April 18, 2018

BRENDA ALTMEIER/FKNMS 
Jill Miranda Baker, left, executive director of the Florida Keys History and Discovery Center, and Cheryl Oliver, acting communications director for the Office of National Marine Sanctuaries, put the finishing touches on the 'Treasures of NOAA's Ark' traveling exhibit, opening April 18 at the Islamorada museum, mile marker 82, oceanside. The exhibit on early navigation and marine charting runs through early 2019.

BRENDA ALTMEIER/FKNMS  Jill Miranda Baker, left, executive director of the Florida Keys History and Discovery Center, and Cheryl Oliver, acting communications director for the Office of National Marine Sanctuaries, put the finishing touches on the 'Treasures of NOAA's Ark' traveling exhibit, opening April 18 at the Islamorada museum, mile marker 82, oceanside. The exhibit on early navigation and marine charting runs through early 2019.
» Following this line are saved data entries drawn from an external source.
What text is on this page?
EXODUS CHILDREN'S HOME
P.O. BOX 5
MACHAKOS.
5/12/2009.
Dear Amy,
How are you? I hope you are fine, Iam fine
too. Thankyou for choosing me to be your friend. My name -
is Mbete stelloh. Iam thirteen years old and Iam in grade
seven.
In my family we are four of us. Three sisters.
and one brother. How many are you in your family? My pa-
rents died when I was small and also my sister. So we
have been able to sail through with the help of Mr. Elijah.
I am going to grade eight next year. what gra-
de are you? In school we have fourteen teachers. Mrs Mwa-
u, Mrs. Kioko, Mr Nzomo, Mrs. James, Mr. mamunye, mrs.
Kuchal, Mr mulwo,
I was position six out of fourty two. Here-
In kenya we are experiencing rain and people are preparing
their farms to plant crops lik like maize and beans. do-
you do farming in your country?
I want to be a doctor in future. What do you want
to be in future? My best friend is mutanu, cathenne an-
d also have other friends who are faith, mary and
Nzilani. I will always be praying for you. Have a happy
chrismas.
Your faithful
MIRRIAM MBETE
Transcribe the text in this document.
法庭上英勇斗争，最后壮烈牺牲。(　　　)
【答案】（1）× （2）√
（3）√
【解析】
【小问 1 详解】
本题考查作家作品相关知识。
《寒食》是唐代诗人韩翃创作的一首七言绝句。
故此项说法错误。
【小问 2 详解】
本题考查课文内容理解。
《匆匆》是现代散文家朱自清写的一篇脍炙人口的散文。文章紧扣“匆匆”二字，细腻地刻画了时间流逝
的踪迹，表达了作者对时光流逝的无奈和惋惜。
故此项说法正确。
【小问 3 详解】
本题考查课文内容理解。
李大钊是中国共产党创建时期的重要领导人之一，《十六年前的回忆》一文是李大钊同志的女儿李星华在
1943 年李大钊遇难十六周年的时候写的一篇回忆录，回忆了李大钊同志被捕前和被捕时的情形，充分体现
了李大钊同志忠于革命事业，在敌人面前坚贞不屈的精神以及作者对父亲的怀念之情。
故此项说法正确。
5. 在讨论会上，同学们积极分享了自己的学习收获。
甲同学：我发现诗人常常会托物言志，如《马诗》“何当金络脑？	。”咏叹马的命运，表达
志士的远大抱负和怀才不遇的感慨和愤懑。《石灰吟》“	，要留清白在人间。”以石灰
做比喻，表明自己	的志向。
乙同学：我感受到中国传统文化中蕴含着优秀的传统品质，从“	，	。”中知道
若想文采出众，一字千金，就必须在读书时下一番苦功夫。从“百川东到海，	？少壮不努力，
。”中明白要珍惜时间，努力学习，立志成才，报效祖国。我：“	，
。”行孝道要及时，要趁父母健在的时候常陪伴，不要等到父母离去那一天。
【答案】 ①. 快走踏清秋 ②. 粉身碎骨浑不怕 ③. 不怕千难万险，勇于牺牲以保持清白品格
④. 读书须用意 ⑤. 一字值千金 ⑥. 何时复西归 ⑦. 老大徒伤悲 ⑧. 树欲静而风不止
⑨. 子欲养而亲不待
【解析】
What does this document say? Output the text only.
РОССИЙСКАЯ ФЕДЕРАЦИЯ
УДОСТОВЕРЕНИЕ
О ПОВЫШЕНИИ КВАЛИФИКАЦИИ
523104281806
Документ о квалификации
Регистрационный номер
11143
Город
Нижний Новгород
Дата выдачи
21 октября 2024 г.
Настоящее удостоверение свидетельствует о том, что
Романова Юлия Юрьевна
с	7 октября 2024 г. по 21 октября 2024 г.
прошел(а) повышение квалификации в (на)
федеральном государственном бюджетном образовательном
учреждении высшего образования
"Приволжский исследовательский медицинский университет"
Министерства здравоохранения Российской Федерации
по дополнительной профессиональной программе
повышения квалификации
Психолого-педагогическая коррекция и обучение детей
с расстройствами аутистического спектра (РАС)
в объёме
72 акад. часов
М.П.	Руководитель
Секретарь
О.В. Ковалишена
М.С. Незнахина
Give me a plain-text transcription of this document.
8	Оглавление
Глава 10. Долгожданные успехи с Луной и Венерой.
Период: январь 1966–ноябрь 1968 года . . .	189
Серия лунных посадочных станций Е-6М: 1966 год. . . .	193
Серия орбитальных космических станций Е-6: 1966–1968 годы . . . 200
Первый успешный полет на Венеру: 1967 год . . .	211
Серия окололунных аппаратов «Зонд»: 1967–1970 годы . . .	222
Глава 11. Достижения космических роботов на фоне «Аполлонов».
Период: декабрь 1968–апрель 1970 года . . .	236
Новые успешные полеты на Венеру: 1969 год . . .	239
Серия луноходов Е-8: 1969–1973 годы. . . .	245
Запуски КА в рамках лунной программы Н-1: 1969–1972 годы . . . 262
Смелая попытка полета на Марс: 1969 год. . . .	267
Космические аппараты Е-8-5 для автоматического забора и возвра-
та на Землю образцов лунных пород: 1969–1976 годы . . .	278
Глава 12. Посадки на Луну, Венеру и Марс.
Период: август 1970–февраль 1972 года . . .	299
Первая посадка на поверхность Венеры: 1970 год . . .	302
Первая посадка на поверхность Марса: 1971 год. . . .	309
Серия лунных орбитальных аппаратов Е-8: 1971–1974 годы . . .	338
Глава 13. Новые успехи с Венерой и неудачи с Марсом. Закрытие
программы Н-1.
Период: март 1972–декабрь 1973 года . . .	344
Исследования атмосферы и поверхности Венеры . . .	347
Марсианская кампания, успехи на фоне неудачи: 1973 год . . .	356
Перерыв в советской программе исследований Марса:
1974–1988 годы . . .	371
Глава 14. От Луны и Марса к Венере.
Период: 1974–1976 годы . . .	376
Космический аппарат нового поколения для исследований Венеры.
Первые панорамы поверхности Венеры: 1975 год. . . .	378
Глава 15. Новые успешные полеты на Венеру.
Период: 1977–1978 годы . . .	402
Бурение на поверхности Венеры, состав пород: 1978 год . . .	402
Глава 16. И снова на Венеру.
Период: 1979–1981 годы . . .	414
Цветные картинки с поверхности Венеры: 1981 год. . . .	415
ISLAMORADA — Before scientific advances, early Florida Keys settlers could be cruelly surprised by dangerous storms and hidden reefs.

Now Keys residents can rely on accurate weather reports and detailed marine charts as part of the normal course of island life.

The adventuring explorers who paved the way for modern coastal science, beginning more than two centuries ago, will be honored at the “Treasures of NOAA’s Ark” traveling display, opening Wednesday, April 18, at the Florida Keys History and Discovery Center in Islamorada.

The National Oceanic and Atmospheric Administration exhibit will remain at the museum, on The Islander Resort grounds at mile marker 82.1 oceanside, until February 2019. 

“We’re the first organization in the Keys to have the ‘Treasures of NOAA’s Ark,’ so it’s an honor to serve as its showcase,” said center Executive Director Jill Miranda Baker.

“It’s a pretty massive exhibit with lots of fascinating artifacts,” Baker said. “I don’t think we’ve had a bigger historical exhibit.”

NOAA, the agency within the U.S. Department of Commerce that oversees the Florida Keys National Marine Sanctuary, can follow its history back to the “Survey of the Coast,” ordered by President Thomas Jefferson in 1807. A “Jefferson cup” designed and used by him is among the treasures on display.

The Florida Keys, with its hull-gutting reefs and hurricanes, were notorious among sailing mariners. After extensive surveys, many of the local reef lighthouses erected before the Civil War remain in use today.

“Treasures of NOAA’s Ark has been on the road since 2006. [Islamorada] is the 14th location,” said Cheryl Oliver, exhibit manager and acting communications director for the Office of National Marine Sanctuaries.

The exhibit “has gone through different renditions and this is our newest version,” Oliver said. “Wherever we go, and we’ve been to a lot of places, we try to tweak the heritage aspect and message so local people can see themselves in it.”

An 1898 daily log of sunshine observations from Key West is included, along with information on the creation of the Florida Keys National Marine Sanctuary.

NOAA was formed in 1970 by joining existing science agencies on weather, fishing and the environment. 

“It’s a really eclectic agency with the coolest mission,” Oliver said. “We measure everything from the bottom of the sea to the surface of the sun. We want people to come out, take a gander and find out about their rich history.”

Artifacts featured in “Treasures of NOAA’s Ark” include 18th-century maps and early scientific instruments.

From 5 to 8 p.m. April 18, an open house at the History and Discovery Center will have experts on hand to speak with visitors about NOAA’s efforts to safeguard the Keys reef.

Bill Goodwin can explain efforts to repair damaged corals, and Hank Becker will show how a mooring-buoy system now in worldwide use was invented by John Halas and other sanctuary staffers.

Others will answer questions about coral spawning, history of the Keys sanctuary’s shipwrecks and duties of the maritime NOAA Officer Corps. Chip Kasper of the National Weather Service in Key West discusses his marine forecasting expertise.

Marine historian James Tilghman delivers a talk on “History of the Coast Survey in the Florida Keys during the 1800s.”

The April 18 event is free but reservations are recommended. Call 305-922-2237.

“Treasures of NOAA’s Ark” then will be on display at the Florida Keys History and Discovery Center during regular weekly hours, 10 a.m. to 5 p.m. Thursday through Sunday. Admission is $12, $10 for seniors, and free for children ages 13 and under.